Thursday, September 19, 2013
Hour of the Rat by Lisa Brackmann
Hour of the Rat, Lisa Brackmann. New York: Soho Press, Inc., 2013. e-book, 313 pps.
In this second book of a series, Lisa Brackmann continues the story of Ellie McEnroe. She is still living in Beijing. Her mother is visiting. Mom is a Christian who attends a church back home. While visiting her daughter, Mom falls for Ellie's creepy neighbor hard. Ellie is not happy with her mother's propensity for all things of a Christian nature. She is extremely unhappy with her mother's choice of lousy men.
Her war buddy Doug a.k.a. Dog, Turner calls and wants to know where his brother is. The brother Jason is missing in China somewhere. Not taking his bipolar meds.
Ellie gets a visit by the Domestic Security Department. They are not happy that her artist friend Zhang Jianli is still underground somewhere. She is not happy to have been dragged off to some stark business hotel to have tea and a talk with these two guys.

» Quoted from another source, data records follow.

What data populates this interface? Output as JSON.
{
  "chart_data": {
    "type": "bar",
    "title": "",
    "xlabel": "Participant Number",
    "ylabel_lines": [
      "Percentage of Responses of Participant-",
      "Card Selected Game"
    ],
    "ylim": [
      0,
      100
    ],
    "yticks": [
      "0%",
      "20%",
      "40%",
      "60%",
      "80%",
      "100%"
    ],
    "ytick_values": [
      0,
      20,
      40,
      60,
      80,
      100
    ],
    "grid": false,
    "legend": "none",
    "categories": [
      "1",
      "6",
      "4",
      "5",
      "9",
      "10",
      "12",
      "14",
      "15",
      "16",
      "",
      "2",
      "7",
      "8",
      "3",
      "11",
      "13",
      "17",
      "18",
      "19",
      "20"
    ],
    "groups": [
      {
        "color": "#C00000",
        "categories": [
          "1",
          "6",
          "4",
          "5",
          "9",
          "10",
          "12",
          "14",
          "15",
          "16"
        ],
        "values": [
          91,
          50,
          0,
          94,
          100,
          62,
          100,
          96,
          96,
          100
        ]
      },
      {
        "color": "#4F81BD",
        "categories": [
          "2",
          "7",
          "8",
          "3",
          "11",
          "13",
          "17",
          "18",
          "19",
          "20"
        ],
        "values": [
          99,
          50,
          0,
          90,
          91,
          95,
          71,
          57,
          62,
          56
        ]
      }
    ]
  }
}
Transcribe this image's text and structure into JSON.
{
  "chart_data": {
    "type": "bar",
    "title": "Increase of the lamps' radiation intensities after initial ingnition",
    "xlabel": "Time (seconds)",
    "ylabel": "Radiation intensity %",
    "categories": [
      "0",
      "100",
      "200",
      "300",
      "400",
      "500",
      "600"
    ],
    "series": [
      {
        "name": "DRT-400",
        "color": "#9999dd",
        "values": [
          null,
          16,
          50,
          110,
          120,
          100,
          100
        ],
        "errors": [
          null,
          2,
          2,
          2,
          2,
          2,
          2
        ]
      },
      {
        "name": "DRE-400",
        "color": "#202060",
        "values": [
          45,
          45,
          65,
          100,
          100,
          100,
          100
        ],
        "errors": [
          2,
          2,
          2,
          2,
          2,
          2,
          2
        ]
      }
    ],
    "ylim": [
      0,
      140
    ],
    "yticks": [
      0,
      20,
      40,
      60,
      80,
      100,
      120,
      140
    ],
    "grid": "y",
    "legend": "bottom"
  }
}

The computer game is in Hour of the Rat also but it does not figure as prominently. There is travel too, and action. And a dog.
Monsanto is in this novel. Or a company with a Chinese name that sounds very much like it operates in the same way that Monsanto wants to. Sell seeds to farmers that will not die when farmers use the company pesticides and herbicides [but all other plants and weeds will]. The genetic engineering of the seeds is part of tweaking the proper response to the company pesticides and herbicides. Prohibit farmers and gardeners from harvesting the vegetables for seeds. If you want them, you have to buy the seeds or seedlings all over again next year. Big profits for the company. Business is business. In the novel, just as in real life, the company is a villain. GMOs are bad, m'kay?
sapphoqreviews says: Lisa Brackmann has proven herself to be a great writer of intricacies with this third novel. I like her books. Her characters come off as real. The sense of place in Hour of the Rat catapulted me into destinations I'd never been to [yet?]. Thoroughly enjoyable. If you aren't reading Lisa Brackmann's thrillers, you really ought to be. Highly recommended.